Here are six reasons you might not get a stimulus payment—and one why it might be less than you think.
1. Not filing a return. To get the payment, you have to send a 2007 income tax form to the Internal Revenue Service, even if you have no taxable income.
2. Not enough qualifying income and no tax liability. Qualifying income consists of your wages, net self-employment income, nontaxable combat pay, Social Security benefits, and certain Railroad Retirement benefits and veterans’payments. If the total is less than $3,000 and your net income tax liability is zero, you get no payment.
3. Dependency status. Children or students who can be claimed on a parent’s return aren’t eligible for a separate check.
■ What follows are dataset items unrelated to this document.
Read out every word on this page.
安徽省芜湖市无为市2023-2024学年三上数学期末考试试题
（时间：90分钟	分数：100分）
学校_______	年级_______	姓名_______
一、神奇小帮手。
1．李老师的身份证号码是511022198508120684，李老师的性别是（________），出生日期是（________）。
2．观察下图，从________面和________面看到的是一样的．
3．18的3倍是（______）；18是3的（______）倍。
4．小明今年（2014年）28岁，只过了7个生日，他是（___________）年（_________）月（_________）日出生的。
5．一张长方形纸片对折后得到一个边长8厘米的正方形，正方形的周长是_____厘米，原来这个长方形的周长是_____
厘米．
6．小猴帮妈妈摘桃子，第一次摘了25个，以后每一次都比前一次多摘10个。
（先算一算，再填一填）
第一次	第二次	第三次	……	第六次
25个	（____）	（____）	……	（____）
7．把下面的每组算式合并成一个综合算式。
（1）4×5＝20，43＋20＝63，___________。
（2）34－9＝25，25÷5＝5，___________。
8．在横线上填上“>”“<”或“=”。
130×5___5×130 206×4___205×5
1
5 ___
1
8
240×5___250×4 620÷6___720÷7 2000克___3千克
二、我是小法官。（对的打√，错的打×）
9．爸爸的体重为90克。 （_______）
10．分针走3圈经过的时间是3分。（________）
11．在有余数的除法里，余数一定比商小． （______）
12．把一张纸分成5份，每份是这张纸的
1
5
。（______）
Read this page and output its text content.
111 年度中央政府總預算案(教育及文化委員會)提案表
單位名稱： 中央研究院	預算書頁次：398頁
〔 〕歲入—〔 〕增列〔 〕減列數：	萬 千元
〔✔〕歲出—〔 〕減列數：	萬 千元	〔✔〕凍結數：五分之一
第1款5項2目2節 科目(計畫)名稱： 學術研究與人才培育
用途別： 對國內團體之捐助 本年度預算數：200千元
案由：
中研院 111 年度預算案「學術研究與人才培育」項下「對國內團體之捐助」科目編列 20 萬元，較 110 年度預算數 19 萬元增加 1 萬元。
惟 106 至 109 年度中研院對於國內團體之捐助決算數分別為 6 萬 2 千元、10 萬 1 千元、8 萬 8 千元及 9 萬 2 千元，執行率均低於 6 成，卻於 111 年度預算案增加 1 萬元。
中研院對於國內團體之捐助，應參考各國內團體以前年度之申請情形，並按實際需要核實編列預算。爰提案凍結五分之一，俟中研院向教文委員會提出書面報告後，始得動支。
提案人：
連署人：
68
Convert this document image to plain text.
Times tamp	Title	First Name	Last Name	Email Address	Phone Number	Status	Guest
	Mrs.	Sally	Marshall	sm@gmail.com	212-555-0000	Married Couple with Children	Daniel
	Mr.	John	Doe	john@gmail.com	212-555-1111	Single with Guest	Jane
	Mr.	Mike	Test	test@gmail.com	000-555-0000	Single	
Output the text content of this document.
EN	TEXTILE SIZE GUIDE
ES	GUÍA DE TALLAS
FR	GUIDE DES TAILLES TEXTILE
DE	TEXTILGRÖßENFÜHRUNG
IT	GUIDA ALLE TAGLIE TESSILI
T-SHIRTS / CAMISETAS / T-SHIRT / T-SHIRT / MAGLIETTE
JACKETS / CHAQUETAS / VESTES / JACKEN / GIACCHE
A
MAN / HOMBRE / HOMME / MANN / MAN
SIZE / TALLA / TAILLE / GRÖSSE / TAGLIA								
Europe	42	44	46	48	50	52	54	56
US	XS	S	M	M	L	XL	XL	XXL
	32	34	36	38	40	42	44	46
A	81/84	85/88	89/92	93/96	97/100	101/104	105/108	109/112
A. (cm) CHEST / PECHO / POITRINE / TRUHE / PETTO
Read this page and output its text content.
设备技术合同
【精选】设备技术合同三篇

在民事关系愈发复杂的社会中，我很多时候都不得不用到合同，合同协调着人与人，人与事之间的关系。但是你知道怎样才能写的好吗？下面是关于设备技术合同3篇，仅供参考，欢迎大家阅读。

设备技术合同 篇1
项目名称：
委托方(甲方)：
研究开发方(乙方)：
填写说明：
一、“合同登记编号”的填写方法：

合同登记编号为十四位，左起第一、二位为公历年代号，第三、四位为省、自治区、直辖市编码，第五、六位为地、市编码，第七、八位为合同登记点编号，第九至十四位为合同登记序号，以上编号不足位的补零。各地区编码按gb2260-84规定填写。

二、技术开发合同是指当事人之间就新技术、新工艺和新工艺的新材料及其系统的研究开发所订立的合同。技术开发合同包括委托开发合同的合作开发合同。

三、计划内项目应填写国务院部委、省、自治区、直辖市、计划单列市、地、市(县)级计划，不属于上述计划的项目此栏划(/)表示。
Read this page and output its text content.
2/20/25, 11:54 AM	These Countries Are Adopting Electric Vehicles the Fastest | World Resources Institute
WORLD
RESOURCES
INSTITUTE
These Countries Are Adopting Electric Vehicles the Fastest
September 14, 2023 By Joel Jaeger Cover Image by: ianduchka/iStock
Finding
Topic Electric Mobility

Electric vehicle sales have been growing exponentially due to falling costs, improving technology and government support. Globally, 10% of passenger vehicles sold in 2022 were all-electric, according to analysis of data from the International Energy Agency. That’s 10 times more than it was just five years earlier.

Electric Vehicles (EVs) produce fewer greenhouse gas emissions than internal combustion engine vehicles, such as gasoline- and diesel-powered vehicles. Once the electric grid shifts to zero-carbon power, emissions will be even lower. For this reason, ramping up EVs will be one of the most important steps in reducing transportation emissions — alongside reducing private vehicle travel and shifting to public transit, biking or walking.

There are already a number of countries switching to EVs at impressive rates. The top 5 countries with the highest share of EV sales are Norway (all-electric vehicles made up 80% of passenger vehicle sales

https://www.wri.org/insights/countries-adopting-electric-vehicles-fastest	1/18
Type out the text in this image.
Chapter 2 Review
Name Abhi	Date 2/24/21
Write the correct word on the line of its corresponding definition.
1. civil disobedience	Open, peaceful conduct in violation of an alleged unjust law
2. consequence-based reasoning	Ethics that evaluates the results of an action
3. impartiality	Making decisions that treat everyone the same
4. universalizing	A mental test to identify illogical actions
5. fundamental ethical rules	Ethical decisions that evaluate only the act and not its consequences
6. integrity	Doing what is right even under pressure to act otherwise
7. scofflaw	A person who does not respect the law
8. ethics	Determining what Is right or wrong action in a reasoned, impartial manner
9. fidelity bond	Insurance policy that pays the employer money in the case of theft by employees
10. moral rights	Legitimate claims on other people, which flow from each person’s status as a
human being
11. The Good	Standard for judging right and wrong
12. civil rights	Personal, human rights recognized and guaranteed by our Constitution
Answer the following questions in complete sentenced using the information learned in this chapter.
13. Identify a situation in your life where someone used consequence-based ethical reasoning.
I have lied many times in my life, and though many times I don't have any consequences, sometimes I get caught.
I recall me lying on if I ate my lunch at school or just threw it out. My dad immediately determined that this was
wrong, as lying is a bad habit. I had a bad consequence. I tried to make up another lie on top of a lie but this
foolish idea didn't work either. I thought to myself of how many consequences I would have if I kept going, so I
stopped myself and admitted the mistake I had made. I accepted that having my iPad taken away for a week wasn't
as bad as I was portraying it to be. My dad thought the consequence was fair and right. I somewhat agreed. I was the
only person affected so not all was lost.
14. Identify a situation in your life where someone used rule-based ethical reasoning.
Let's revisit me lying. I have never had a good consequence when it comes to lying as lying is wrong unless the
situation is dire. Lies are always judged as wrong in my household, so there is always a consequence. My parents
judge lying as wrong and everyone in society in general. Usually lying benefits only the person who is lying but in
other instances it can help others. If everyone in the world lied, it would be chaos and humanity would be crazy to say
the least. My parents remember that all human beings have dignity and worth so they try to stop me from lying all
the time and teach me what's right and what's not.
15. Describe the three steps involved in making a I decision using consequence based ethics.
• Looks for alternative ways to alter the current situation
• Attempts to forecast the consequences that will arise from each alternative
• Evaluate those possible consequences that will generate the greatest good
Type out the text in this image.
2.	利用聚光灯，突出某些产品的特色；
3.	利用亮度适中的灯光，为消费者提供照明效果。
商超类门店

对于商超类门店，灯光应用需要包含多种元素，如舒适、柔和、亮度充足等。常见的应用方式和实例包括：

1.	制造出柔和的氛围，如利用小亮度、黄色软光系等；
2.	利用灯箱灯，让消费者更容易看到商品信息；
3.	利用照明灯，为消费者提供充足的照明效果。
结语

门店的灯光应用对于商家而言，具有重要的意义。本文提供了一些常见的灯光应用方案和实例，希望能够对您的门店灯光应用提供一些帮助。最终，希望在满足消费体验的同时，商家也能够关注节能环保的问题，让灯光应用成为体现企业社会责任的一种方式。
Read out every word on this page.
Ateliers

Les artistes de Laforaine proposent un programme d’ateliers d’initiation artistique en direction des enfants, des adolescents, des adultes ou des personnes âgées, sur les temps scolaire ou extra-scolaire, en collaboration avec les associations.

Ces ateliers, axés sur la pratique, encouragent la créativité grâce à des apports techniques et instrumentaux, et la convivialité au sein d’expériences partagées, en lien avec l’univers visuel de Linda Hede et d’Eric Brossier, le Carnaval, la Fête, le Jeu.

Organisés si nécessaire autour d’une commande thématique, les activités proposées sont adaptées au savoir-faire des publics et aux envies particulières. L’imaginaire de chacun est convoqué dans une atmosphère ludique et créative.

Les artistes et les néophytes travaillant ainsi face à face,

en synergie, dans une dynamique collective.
4. No Social Security Number (SSN). An Individual Taxpayer Identification Number doesn’t count. You need a valid SSN. If you file jointly with your spouse, both of you must have a valid SSN. Want to get a payment for your kids? In addition to the age requirement (they have to be under age 17) and other restrictions, they’ll need valid SSNs as well.
5. Not a US citizen. Are you a nonresident alien? No payment is available, even if you file a return.
6. Ineligible filing requirements. You won’t get a payment if you file Form 1040NR or Form 1040NR-EZ, Form 1040PR or Form 1040SS for 2007.
7. The phase-out. If you’e single and your adjusted gross income (AGI) is more than $75,000, your payment will be reduced. The phase-out starts when your AGI reaches $150,000 if you’re married and file a joint return.